Limiting Reagent & Percent Yield

Convert each reactant to moles, then use the mole ratio to find how much product each could make alone. The reactant that makes the least is the limiting reagent, and that amount is the theoretical yield.

Read the full method in Limiting Reagents Explained, or do a single-substance conversion with the Stoichiometry Calculator.

Question: N₂(g) + 3 H₂(g) → 2 NH₃(g).

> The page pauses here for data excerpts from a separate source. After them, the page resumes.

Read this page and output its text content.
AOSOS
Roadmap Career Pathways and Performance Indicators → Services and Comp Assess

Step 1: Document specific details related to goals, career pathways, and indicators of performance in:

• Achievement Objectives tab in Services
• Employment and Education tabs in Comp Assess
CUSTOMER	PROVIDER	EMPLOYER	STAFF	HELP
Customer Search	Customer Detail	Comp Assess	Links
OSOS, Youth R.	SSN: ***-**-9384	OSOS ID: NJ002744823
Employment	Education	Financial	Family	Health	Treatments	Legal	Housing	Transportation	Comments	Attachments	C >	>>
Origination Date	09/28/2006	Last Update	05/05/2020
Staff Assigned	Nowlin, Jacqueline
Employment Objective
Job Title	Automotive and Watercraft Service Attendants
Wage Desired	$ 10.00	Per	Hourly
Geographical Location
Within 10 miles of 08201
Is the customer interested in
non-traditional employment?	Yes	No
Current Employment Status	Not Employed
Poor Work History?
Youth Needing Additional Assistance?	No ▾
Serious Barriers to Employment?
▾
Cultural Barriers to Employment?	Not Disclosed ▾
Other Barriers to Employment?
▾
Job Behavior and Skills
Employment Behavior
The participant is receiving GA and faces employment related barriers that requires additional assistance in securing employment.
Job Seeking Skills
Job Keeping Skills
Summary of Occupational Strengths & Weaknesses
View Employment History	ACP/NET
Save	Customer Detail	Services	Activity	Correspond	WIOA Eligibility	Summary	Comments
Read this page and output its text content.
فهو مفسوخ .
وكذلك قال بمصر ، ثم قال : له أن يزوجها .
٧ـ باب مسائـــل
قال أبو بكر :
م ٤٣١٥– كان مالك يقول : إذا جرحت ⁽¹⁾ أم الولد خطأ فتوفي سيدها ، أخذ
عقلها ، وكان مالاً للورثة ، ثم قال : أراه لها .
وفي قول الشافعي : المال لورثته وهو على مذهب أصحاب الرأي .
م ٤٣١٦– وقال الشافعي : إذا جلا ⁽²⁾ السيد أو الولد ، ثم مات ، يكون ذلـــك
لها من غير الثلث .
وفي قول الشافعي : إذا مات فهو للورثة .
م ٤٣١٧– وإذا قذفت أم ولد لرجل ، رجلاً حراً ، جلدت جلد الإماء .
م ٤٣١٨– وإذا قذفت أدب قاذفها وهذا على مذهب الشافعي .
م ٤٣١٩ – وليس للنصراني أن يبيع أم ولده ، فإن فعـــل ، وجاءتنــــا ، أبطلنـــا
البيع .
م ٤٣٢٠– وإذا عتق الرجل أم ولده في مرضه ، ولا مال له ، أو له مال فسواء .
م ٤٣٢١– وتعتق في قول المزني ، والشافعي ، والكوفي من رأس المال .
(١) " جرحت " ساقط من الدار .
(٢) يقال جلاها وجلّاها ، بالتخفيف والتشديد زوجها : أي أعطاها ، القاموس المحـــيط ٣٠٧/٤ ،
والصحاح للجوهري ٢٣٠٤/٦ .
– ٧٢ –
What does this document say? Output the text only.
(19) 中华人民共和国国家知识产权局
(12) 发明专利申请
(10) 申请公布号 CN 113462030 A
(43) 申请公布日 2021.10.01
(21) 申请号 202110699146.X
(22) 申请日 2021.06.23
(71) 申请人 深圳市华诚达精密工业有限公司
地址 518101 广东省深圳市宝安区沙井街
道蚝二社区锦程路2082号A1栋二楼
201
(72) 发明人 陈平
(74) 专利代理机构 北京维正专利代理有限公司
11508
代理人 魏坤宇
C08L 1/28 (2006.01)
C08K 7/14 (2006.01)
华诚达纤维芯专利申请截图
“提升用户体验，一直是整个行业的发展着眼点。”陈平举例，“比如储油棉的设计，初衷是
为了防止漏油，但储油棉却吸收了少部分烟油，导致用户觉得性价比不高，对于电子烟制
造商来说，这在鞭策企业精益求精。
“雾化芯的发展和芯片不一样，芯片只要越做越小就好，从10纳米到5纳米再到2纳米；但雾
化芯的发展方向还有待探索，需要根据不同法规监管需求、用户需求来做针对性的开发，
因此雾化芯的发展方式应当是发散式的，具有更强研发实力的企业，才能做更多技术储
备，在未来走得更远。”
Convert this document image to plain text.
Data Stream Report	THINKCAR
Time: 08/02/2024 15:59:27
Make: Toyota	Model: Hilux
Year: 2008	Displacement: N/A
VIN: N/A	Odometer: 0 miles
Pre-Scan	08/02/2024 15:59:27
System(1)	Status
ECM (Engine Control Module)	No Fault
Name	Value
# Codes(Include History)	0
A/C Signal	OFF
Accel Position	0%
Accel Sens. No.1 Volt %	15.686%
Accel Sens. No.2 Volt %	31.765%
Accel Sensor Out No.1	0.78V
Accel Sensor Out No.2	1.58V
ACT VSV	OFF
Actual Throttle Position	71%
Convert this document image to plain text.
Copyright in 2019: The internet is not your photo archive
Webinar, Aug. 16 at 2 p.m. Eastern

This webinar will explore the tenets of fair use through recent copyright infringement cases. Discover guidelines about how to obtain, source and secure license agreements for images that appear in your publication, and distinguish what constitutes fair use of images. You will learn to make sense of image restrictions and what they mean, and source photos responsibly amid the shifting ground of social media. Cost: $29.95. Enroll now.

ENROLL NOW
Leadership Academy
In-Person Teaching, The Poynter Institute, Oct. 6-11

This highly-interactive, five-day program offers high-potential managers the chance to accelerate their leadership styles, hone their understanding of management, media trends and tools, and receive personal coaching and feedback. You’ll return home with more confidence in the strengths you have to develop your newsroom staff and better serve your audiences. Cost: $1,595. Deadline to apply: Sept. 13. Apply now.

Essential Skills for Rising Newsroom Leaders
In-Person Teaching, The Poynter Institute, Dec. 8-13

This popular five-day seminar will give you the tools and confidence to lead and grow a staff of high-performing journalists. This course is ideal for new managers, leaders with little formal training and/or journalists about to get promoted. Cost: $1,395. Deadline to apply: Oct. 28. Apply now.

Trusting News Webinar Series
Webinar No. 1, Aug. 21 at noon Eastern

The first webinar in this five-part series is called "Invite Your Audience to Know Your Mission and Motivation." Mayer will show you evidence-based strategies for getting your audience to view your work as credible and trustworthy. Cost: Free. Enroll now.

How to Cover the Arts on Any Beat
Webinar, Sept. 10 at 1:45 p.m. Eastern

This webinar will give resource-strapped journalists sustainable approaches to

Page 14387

If 28.0 g of N₂ and 6.00 g of H₂ are mixed, which is limiting, and what is the theoretical yield of NH₃?

Step 1 — convert both masses to moles: n(N₂) = 28.0 ÷ 28.02 = 0.999 mol. n(H₂) = 6.00 ÷ 2.016 = 2.976 mol

Step 2 — calculate the maximum NH₃ each reactant could produce alone:
from N₂: 0.999 × (2/1) = 1.999 mol NH₃
from H₂: 2.976 × (2/3) = 1.984 mol NH₃

Step 3 — the smaller value wins: H₂ produces less NH₃, so H₂ is the limiting reagent.

Step 4 — theoretical yield: m(NH₃) = 1.984 × 17.03 = 33.8 g

Answer: H₂ is limiting; theoretical yield = 33.8 g NH₃.

• Comparing grams directly. Whichever reactant has the smaller mass isn't necessarily limiting — the comparison must be done in moles, accounting for the reaction's mole ratio.
• Comparing moles directly without the ratio. Even after converting to moles, the reactant with fewer moles isn't automatically limiting if the equation needs more of it — here H₂ has more moles than N₂ but is still limiting, because 3 mol H₂ is needed per 1 mol N₂.
• Percent yield uses theoretical, not given, mass. % yield = (actual yield ÷ theoretical yield) × 100 — the theoretical yield must come from the limiting-reagent calculation, not from either starting mass.